# Math Help - Sec-calcul

1. ## Sec-calcul

Calculate : $\sec ^8 \left( {\frac{\pi }{9}} \right) + \sec ^8 \left( {\frac{{5\pi }}{9}} \right) + \sec ^8 \left( {\frac{{7\pi }}{9}} \right)
$

2. Originally Posted by dhiab
Calculate : $\sec ^8 \left( {\frac{\pi }{9}} \right) + \sec ^8 \left( {\frac{{5\pi }}{9}} \right) + \sec ^8 \left( {\frac{{7\pi }}{9}} \right)
$
$\frac\pi9,\ \frac{5\pi}9,\ \frac{7\pi}9$ are the roots of the equation $\cos(3\theta) = \tfrac12$. But $\cos(3\theta) = 4\cos^3\theta-3\cos\theta$. Therefore $\cos\Bigl(\frac\pi9\Bigr),\ \cos\Bigl(\frac{5\pi}9\Bigr),\ \cos\Bigl(\frac{7\pi}9\Bigr)$ are the roots of the equation $4x^3-3x = \tfrac12$. Writing y = 1/x, you see that $\sec\Bigl(\frac\pi9\Bigr),\ \sec\Bigl(\frac{5\pi}9\Bigr),\ \sec\Bigl(\frac{7\pi}9\Bigr)$ are the roots of the equation $y^3 + 6y^2 - 8 = 0$.

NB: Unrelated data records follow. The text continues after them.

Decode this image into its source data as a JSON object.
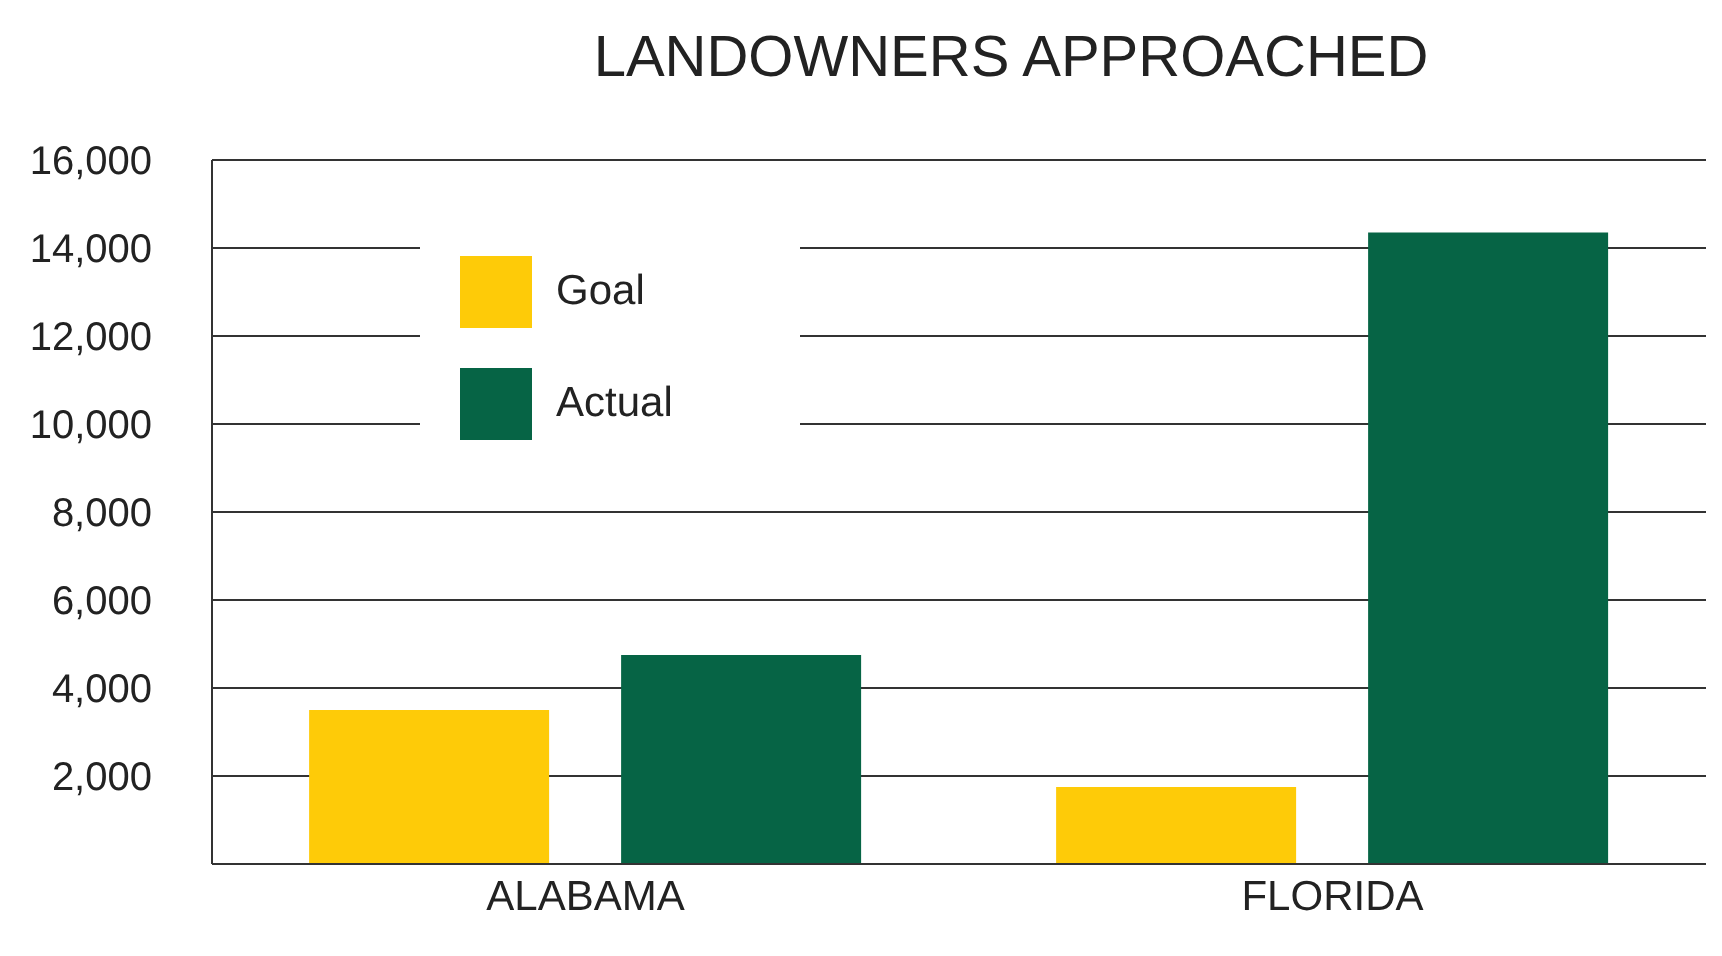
{
  "chart_data": {
    "type": "bar",
    "title": "LANDOWNERS APPROACHED",
    "categories": [
      "ALABAMA",
      "FLORIDA"
    ],
    "series": [
      {
        "name": "Goal",
        "color": "#fecb08",
        "values": [
          3500,
          1750
        ]
      },
      {
        "name": "Actual",
        "color": "#066445",
        "values": [
          4750,
          14350
        ]
      }
    ],
    "ylim": [
      0,
      16000
    ],
    "yticks": [
      {
        "value": 2000,
        "label": "2,000"
      },
      {
        "value": 4000,
        "label": "4,000"
      },
      {
        "value": 6000,
        "label": "6,000"
      },
      {
        "value": 8000,
        "label": "8,000"
      },
      {
        "value": 10000,
        "label": "10,000"
      },
      {
        "value": 12000,
        "label": "12,000"
      },
      {
        "value": 14000,
        "label": "14,000"
      },
      {
        "value": 16000,
        "label": "16,000"
      }
    ],
    "grid": "y",
    "legend": "top left"
  }
}
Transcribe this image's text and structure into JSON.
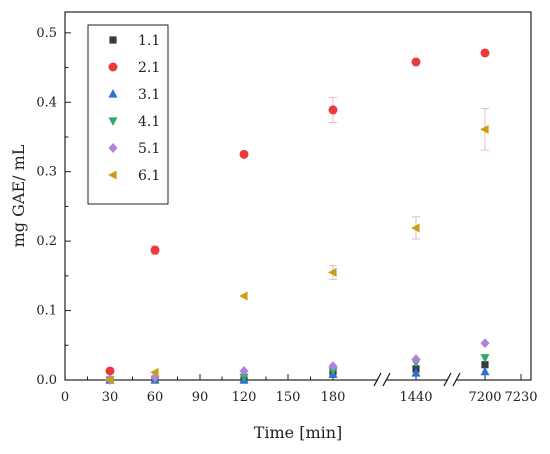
{
  "chart_data": {
    "type": "scatter",
    "xlabel": "Time [min]",
    "ylabel": "mg GAE/ mL",
    "ylim": [
      0,
      0.53
    ],
    "y_ticks": [
      "0.0",
      "0.1",
      "0.2",
      "0.3",
      "0.4",
      "0.5"
    ],
    "x_ticks": [
      "0",
      "30",
      "60",
      "90",
      "120",
      "150",
      "180",
      "1440",
      "7200",
      "7230"
    ],
    "x_axis_breaks": [
      "180-1440",
      "1440-7200"
    ],
    "legend_position": "top-left",
    "grid": false,
    "error_bar_color": "#e8bcbc",
    "series": [
      {
        "name": "1.1",
        "marker": "square",
        "color": "#3a3a3a",
        "points": [
          {
            "x": "30",
            "y": 0.0
          },
          {
            "x": "60",
            "y": 0.0
          },
          {
            "x": "120",
            "y": 0.0
          },
          {
            "x": "180",
            "y": 0.012
          },
          {
            "x": "1440",
            "y": 0.016
          },
          {
            "x": "7200",
            "y": 0.022
          }
        ]
      },
      {
        "name": "2.1",
        "marker": "circle",
        "color": "#ec3a3a",
        "points": [
          {
            "x": "30",
            "y": 0.013
          },
          {
            "x": "60",
            "y": 0.187,
            "err": 0.006
          },
          {
            "x": "120",
            "y": 0.325
          },
          {
            "x": "180",
            "y": 0.389,
            "err": 0.018
          },
          {
            "x": "1440",
            "y": 0.458
          },
          {
            "x": "7200",
            "y": 0.471
          }
        ]
      },
      {
        "name": "3.1",
        "marker": "triangle-up",
        "color": "#2f6fd6",
        "points": [
          {
            "x": "30",
            "y": 0.0
          },
          {
            "x": "60",
            "y": 0.0
          },
          {
            "x": "120",
            "y": 0.0
          },
          {
            "x": "180",
            "y": 0.008
          },
          {
            "x": "1440",
            "y": 0.01
          },
          {
            "x": "7200",
            "y": 0.012
          }
        ]
      },
      {
        "name": "4.1",
        "marker": "triangle-down",
        "color": "#2fa86a",
        "points": [
          {
            "x": "30",
            "y": 0.0
          },
          {
            "x": "60",
            "y": 0.001
          },
          {
            "x": "120",
            "y": 0.004
          },
          {
            "x": "180",
            "y": 0.013
          },
          {
            "x": "1440",
            "y": 0.025
          },
          {
            "x": "7200",
            "y": 0.032
          }
        ]
      },
      {
        "name": "5.1",
        "marker": "diamond",
        "color": "#b57fe0",
        "points": [
          {
            "x": "30",
            "y": 0.001
          },
          {
            "x": "60",
            "y": 0.004
          },
          {
            "x": "120",
            "y": 0.013
          },
          {
            "x": "180",
            "y": 0.02
          },
          {
            "x": "1440",
            "y": 0.03
          },
          {
            "x": "7200",
            "y": 0.053
          }
        ]
      },
      {
        "name": "6.1",
        "marker": "triangle-left",
        "color": "#c9a012",
        "points": [
          {
            "x": "30",
            "y": 0.0
          },
          {
            "x": "60",
            "y": 0.011
          },
          {
            "x": "120",
            "y": 0.121
          },
          {
            "x": "180",
            "y": 0.155,
            "err": 0.01
          },
          {
            "x": "1440",
            "y": 0.219,
            "err": 0.016
          },
          {
            "x": "7200",
            "y": 0.361,
            "err": 0.03
          }
        ]
      }
    ]
  }
}
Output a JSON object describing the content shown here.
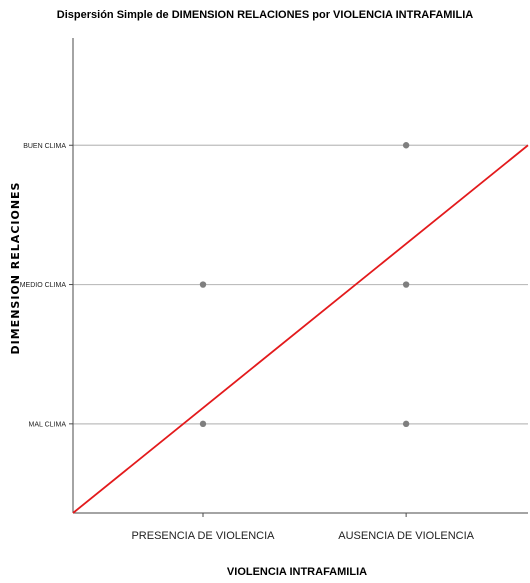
{
  "colors": {
    "point": "#7f7f7f",
    "fit_line": "#e31a1c",
    "grid": "#bdbdbd",
    "axis": "#4a4a4a"
  },
  "chart_data": {
    "type": "scatter",
    "title": "Dispersión Simple de DIMENSION RELACIONES por VIOLENCIA INTRAFAMILIA",
    "xlabel": "VIOLENCIA INTRAFAMILIA",
    "ylabel": "DIMENSION RELACIONES",
    "x_categories": [
      "PRESENCIA DE VIOLENCIA",
      "AUSENCIA DE VIOLENCIA"
    ],
    "y_categories": [
      "MAL CLIMA",
      "MEDIO CLIMA",
      "BUEN CLIMA"
    ],
    "xlim": [
      0.36,
      2.6
    ],
    "ylim": [
      0.36,
      3.77
    ],
    "grid": "horizontal",
    "points": [
      {
        "x": 1,
        "y": 1
      },
      {
        "x": 1,
        "y": 2
      },
      {
        "x": 2,
        "y": 1
      },
      {
        "x": 2,
        "y": 2
      },
      {
        "x": 2,
        "y": 3
      }
    ],
    "fit_line": {
      "from": {
        "x": 0.36,
        "y": 0.36
      },
      "to": {
        "x": 2.6,
        "y": 3.0
      }
    }
  }
}
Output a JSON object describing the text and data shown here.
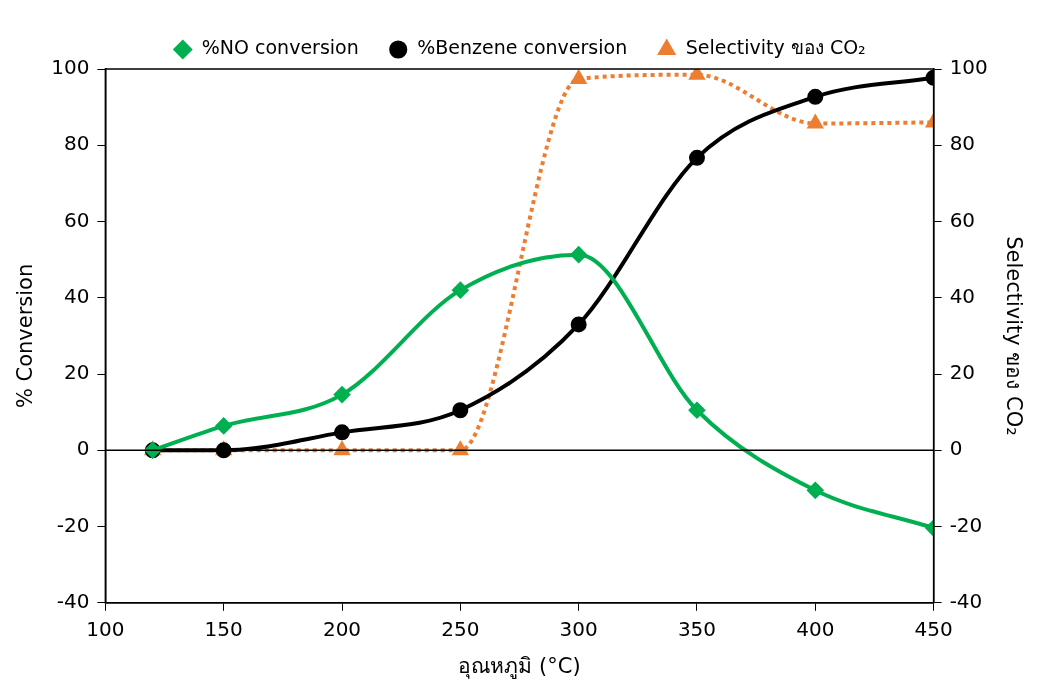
{
  "chart_data": {
    "type": "line",
    "xlabel": "อุณหภูมิ (°C)",
    "ylabel": "% Conversion",
    "y2label": "Selectivity ของ CO₂",
    "x": [
      120,
      150,
      200,
      250,
      300,
      350,
      400,
      450
    ],
    "series": [
      {
        "name": "%NO conversion",
        "color": "#00b050",
        "marker": "diamond",
        "line_style": "solid",
        "values": [
          0,
          6.4,
          14.6,
          42,
          51.3,
          10.5,
          -10.5,
          -20.4
        ]
      },
      {
        "name": "%Benzene conversion",
        "color": "#000000",
        "marker": "circle",
        "line_style": "solid",
        "values": [
          0,
          0,
          4.7,
          10.5,
          33,
          76.7,
          92.7,
          97.7
        ]
      },
      {
        "name": "Selectivity ของ CO₂",
        "color": "#ed7d31",
        "marker": "triangle",
        "line_style": "dotted",
        "axis": "y2",
        "values": [
          0,
          0,
          0,
          0,
          97.4,
          98.5,
          85.7,
          86
        ]
      }
    ],
    "xlim": [
      100,
      450
    ],
    "xticks": [
      100,
      150,
      200,
      250,
      300,
      350,
      400,
      450
    ],
    "ylim": [
      -40,
      100
    ],
    "yticks": [
      -40,
      -20,
      0,
      20,
      40,
      60,
      80,
      100
    ],
    "y2lim": [
      -40,
      100
    ],
    "y2ticks": [
      -40,
      -20,
      0,
      20,
      40,
      60,
      80,
      100
    ],
    "ref_lines": [
      {
        "axis": "y",
        "value": 0,
        "color": "#000000"
      }
    ],
    "grid": false,
    "legend": "top"
  }
}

If we call the roots of that equation $\alpha,\ \beta,\ \gamma$ then we know that $\textstyle\sum\alpha = -6$, $\textstyle\sum\beta\gamma = 0$ and $\alpha\beta\gamma = 8$. Now successively compute that
$\textstyle\sum\alpha^2 = \bigl(\sum\alpha\bigr)^2 - 2\sum\beta\gamma = 36$,
$\textstyle\sum\beta^2\gamma^2 = \bigl(\sum\beta\gamma\bigr)^2 - 2\alpha\beta\gamma\sum\alpha = 96$,
$\textstyle\sum\alpha^4 = \bigl(\sum\alpha^2\bigr)^2 - 2\sum\beta^2\gamma^2 = 36^2 - 192 = 1104$,
$\textstyle\sum\beta^4\gamma^4 = \bigl(\sum\beta^2\gamma^2\bigr)^2 - 2(\alpha\beta\gamma)^2\sum\alpha^2 = 96^2 - 128\times36 = 4608$,
$\textstyle\sum\alpha^8 = \bigl(\sum\alpha^4\bigr)^2 - 2\sum\beta^4\gamma^4 = 1104^2 - 2\times4608 = \boxed{1,209,600}$.

That looks like a large number, but if you compute the 8th powers of $\sec\Bigl(\frac\pi9\Bigr)\approx1.064$, $\sec\Bigl(\frac{5\pi}9\Bigr)\approx-5.759$ and $\sec\Bigl(\frac{7\pi}9\Bigr)\approx-1.305$, you'll find that the sum comes out right.

3. My calculator gives this value: sec^8 (pi/9) + sec^8 (5pi/9) + sec^8 (7pi/9) > 1.2096

How to get a closed form answer for this?

dhiab, any hint?